Showing posts with label risk premium. Show all posts
Showing posts with label risk premium. Show all posts

Thursday, March 8, 2007

The Credit Default Swap Canary

Raise your hand if you were following were watching the Bombay Sensex for clues about the future of the Chinese market or were wise to the unwinding of the Yen carry trade before it happened. Maybe you were tipped off to the subprime mortgage debacle. If so, you did a better job than most investors.

I won’t say that keeping a weather eye on the VIX would have guaranteed that you found yourself on the right side of the markets on 2/27, but it would have helped. Careful study of the equity put to call ratio would also probably have helped.

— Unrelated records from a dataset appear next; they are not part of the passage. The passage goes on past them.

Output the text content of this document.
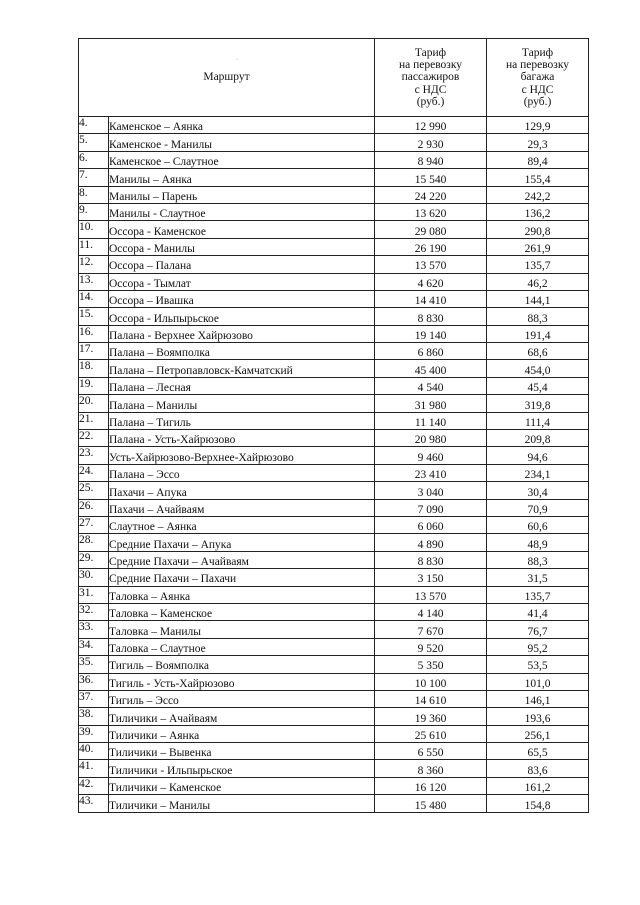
Маршрут		Тариф
на перевозку
пассажиров
с НДС
(руб.)	Тариф
на перевозку
багажа
с НДС
(руб.)

4.	Каменское – Аянка	12 990	129,9
5.	Каменское - Манилы	2 930	29,3
6.	Каменское – Слаутное	8 940	89,4
7.	Манилы – Аянка	15 540	155,4
8.	Манилы – Парень	24 220	242,2
9.	Манилы - Слаутное	13 620	136,2
10.	Оссора - Каменское	29 080	290,8
11.	Оссора - Манилы	26 190	261,9
12.	Оссора – Палана	13 570	135,7
13.	Оссора - Тымлат	4 620	46,2
14.	Оссора – Ивашка	14 410	144,1
15.	Оссора - Ильпырьское	8 830	88,3
16.	Палана - Верхнее Хайрюзово	19 140	191,4
17.	Палана – Воямполка	6 860	68,6
18.	Палана – Петропавловск-Камчатский	45 400	454,0
19.	Палана – Лесная	4 540	45,4
20.	Палана – Манилы	31 980	319,8
21.	Палана – Тигиль	11 140	111,4
22.	Палана - Усть-Хайрюзово	20 980	209,8
23.	Усть-Хайрюзово-Верхнее-Хайрюзово	9 460	94,6
24.	Палана – Эссо	23 410	234,1
25.	Пахачи – Апука	3 040	30,4
26.	Пахачи – Ачайваям	7 090	70,9
27.	Слаутное – Аянка	6 060	60,6
28.	Средние Пахачи – Апука	4 890	48,9
29.	Средние Пахачи – Ачайваям	8 830	88,3
30.	Средние Пахачи – Пахачи	3 150	31,5
31.	Таловка – Аянка	13 570	135,7
32.	Таловка – Каменское	4 140	41,4
33.	Таловка – Манилы	7 670	76,7
34.	Таловка – Слаутное	9 520	95,2
35.	Тигиль – Воямполка	5 350	53,5
36.	Тигиль - Усть-Хайрюзово	10 100	101,0
37.	Тигиль – Эссо	14 610	146,1
38.	Тиличики – Ачайваям	19 360	193,6
39.	Тиличики – Аянка	25 610	256,1
40.	Тиличики – Вывенка	6 550	65,5
41.	Тиличики - Ильпырьское	8 360	83,6
42.	Тиличики – Каменское	16 120	161,2
43.	Тиличики – Манилы	15 480	154,8
·
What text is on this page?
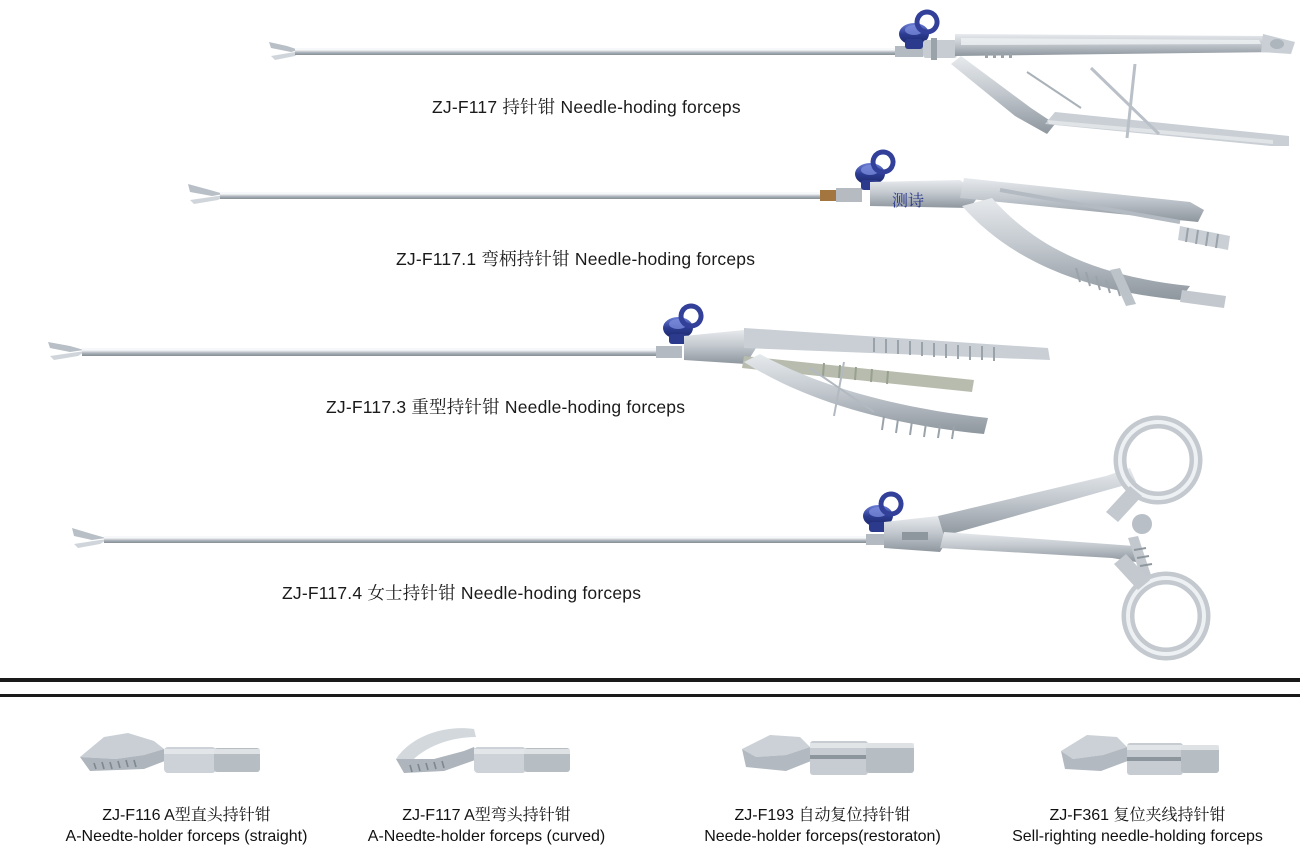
ZJ-F117 持针钳 Needle-hoding forceps
测诗
ZJ-F117.1 弯柄持针钳 Needle-hoding forceps
ZJ-F117.3 重型持针钳 Needle-hoding forceps
ZJ-F117.4 女士持针钳 Needle-hoding forceps
ZJ-F116 A型直头持针钳
A-Needte-holder forceps (straight)
ZJ-F117 A型弯头持针钳
A-Needte-holder forceps (curved)
ZJ-F193 自动复位持针钳
Neede-holder forceps(restoraton)
ZJ-F361 复位夹线持针钳
Sell-righting needle-holding forceps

Let me nominate another canary to add to the investment coal mine: credit default swaps. I know, I’m not a bond guy either, but keeping an eye on how the markets are pricing default risk (the spread versus the US Treasury yield curve) is somewhat of a bond analog for how equity risk is priced in with the VIX.

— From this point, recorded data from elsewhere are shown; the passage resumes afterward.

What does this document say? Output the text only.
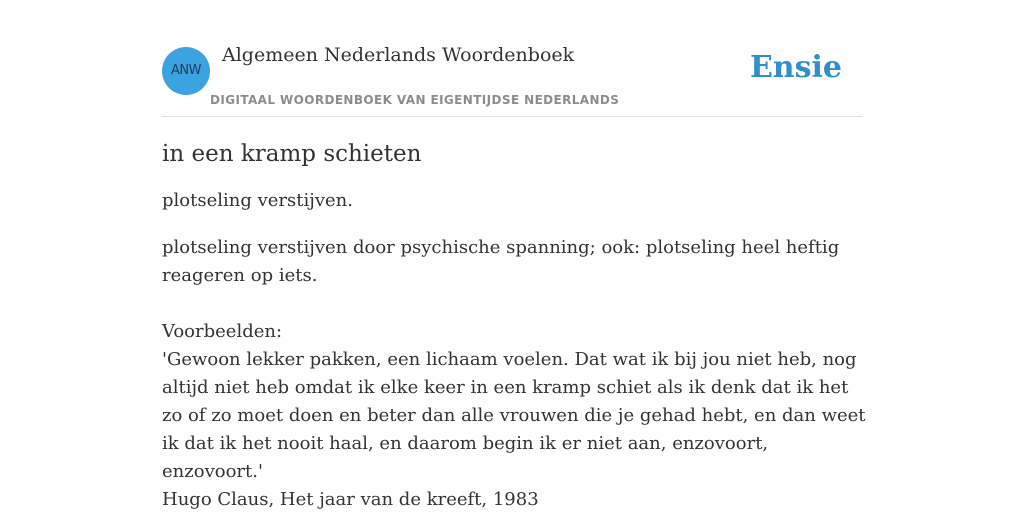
ANW
Algemeen Nederlands Woordenboek
DIGITAAL WOORDENBOEK VAN EIGENTIJDSE NEDERLANDS
Ensie
in een kramp schieten

plotseling verstijven.

plotseling verstijven door psychische spanning; ook: plotseling heel heftig reageren op iets.

Voorbeelden:
'Gewoon lekker pakken, een lichaam voelen. Dat wat ik bij jou niet heb, nog altijd niet heb omdat ik elke keer in een kramp schiet als ik denk dat ik het zo of zo moet doen en beter dan alle vrouwen die je gehad hebt, en dan weet ik dat ik het nooit haal, en daarom begin ik er niet aan, enzovoort, enzovoort.'
Hugo Claus, Het jaar van de kreeft, 1983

I highly recommend watching the credit default swap index for high yield corporate bonds. A snapshot of this index is available at Yahoo, but much more information is available through Markit (click on the Dow Jones CDX.NA.HY link to pull up the graph below). Note that in the high yield graph, the market discounted 1/3 of the risk premium from September to Feburary and is now going through wild gyrations in an effort to re-price the risk premium to better match current expectations.

I should also note that while StockCharts.com does not provide charts for the high yield credit default index, they do offer charts for a sister index, the investment grade credit default index, whose weekly chart I have included below. The IG index chart suggests that the recent turmoil in the bond markets is less than what transpired during the May-July sell-off of last year and does little to reverse the 20 month trend of increasingly narrowing credit default spreads.

The bottom line is that it is always good to have a canary that you watch closely to help call market tops and bottoms. It can’t hurt to have several canaries, each with their own unique sensitivities.